The United States Office of Government Ethics (OGE) outlined that cryptocurrencies and stablecoins do not qualify as “publicly traded securities” according to the agency’s regulations. As such, it banned individuals who privately own digital assets from participating in Federal policies that could affect the valuation of such tokens.
The OGE’s Recommendation
In its latest legal advisory, the OGE explained that government employees who own securities could apply for the “de minimis” exemption and resume their duties if they do not surpass a certain threshold.
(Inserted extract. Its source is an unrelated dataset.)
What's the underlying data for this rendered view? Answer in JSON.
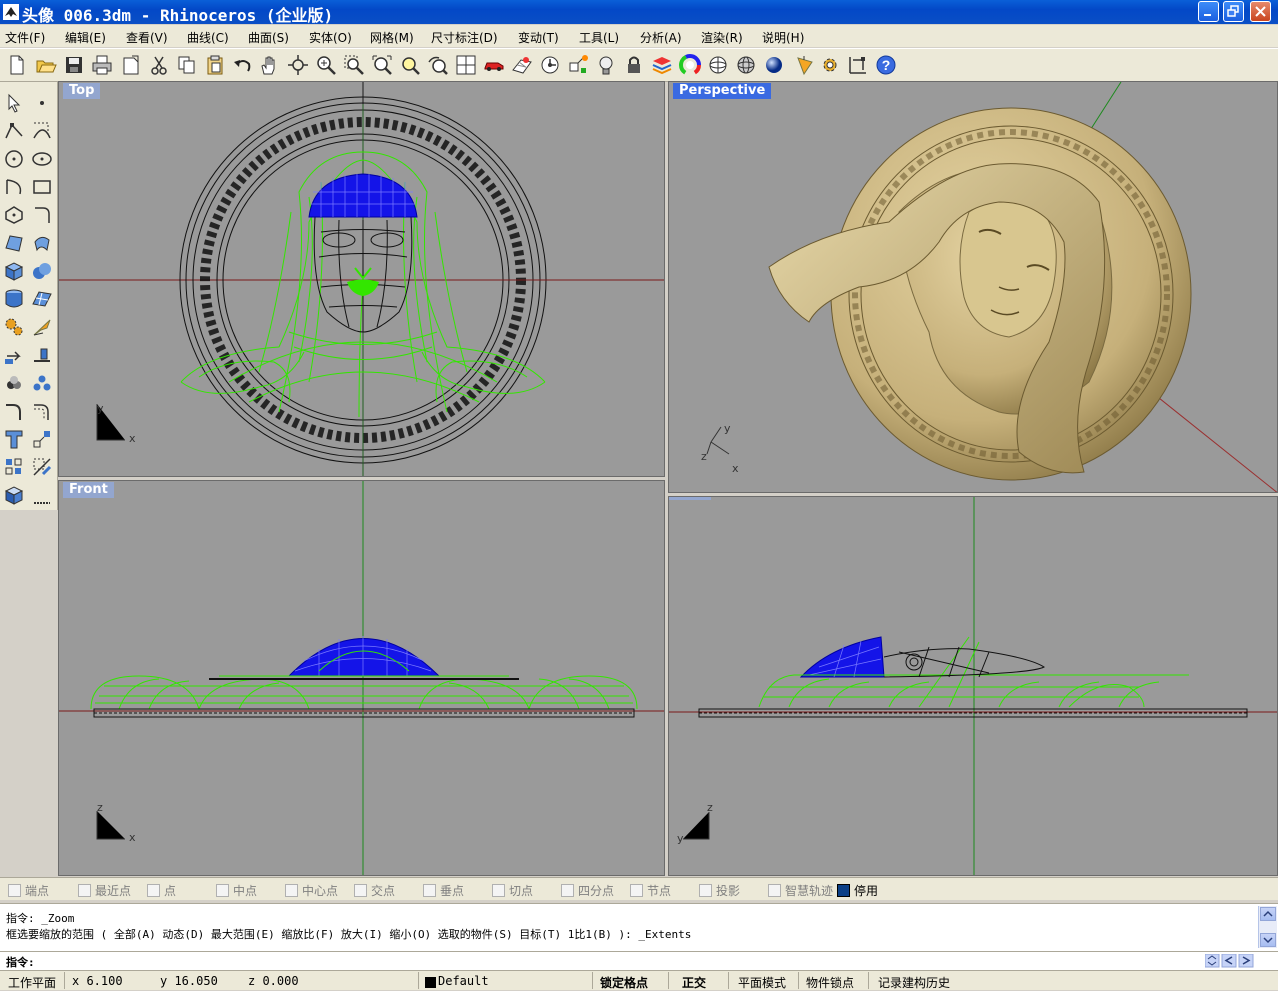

However, since the agency does not classify cryptocurrencies as “publicly traded securities,” workers will not be allowed to take part in Federal regulations and policies if they are HODLers:
“As a result, an employee who holds any amount of a cryptocurrency or stablecoin may not participate in a particular matter if the employee knows that particular matter could have a direct and predictable effect on the value of their cryptocurrency or stablecoins.”
It is worth noting that the legislation applies to all government officials, including those working at the White House, the Department of the Treasury, and the Federal Reserve.
On the other hand, employees may participate in specific governmental affairs in which they have a “disqualifying financial interest” from holdings in a mutual crypto fund operating under the necessary supervision. In addition, workers may get involved if they are the actual owners of the funds.
The OGE explained that mutual funds focused on cryptocurrencies and stablecoins should fit the bill for “sector funds.”
“Mutual funds with a stated purpose of investing broadly in companies that would benefit from or use blockchain technology, on the other hand, are considered diversified funds,” the agency stated.
The OGE said that sometimes identifying the nature of particular mutual funds is not an easy task. In such cases, the agency vowed to thoroughly observe the entities and “look beyond the fund name to the prospectus” to analyze their functions.
Government Officials Who Own Crypto
The digital asset universe has emerged as an intriguing niche for numerous US politicians and officials. Such example is Senator Cynthia Lummis, who is a long-time bitcoin holder. She entered the ecosystem in 2013 when the asset’s price was around $300, while last summer, she topped up her stash with up to $100,000 worth of the asset.
Other politicians part of that club are Senator Pat Toomey of Pennsylvania, Senator Ted Cruz of Texas, Congressman Mark Green, and Congressman Michael McCaul.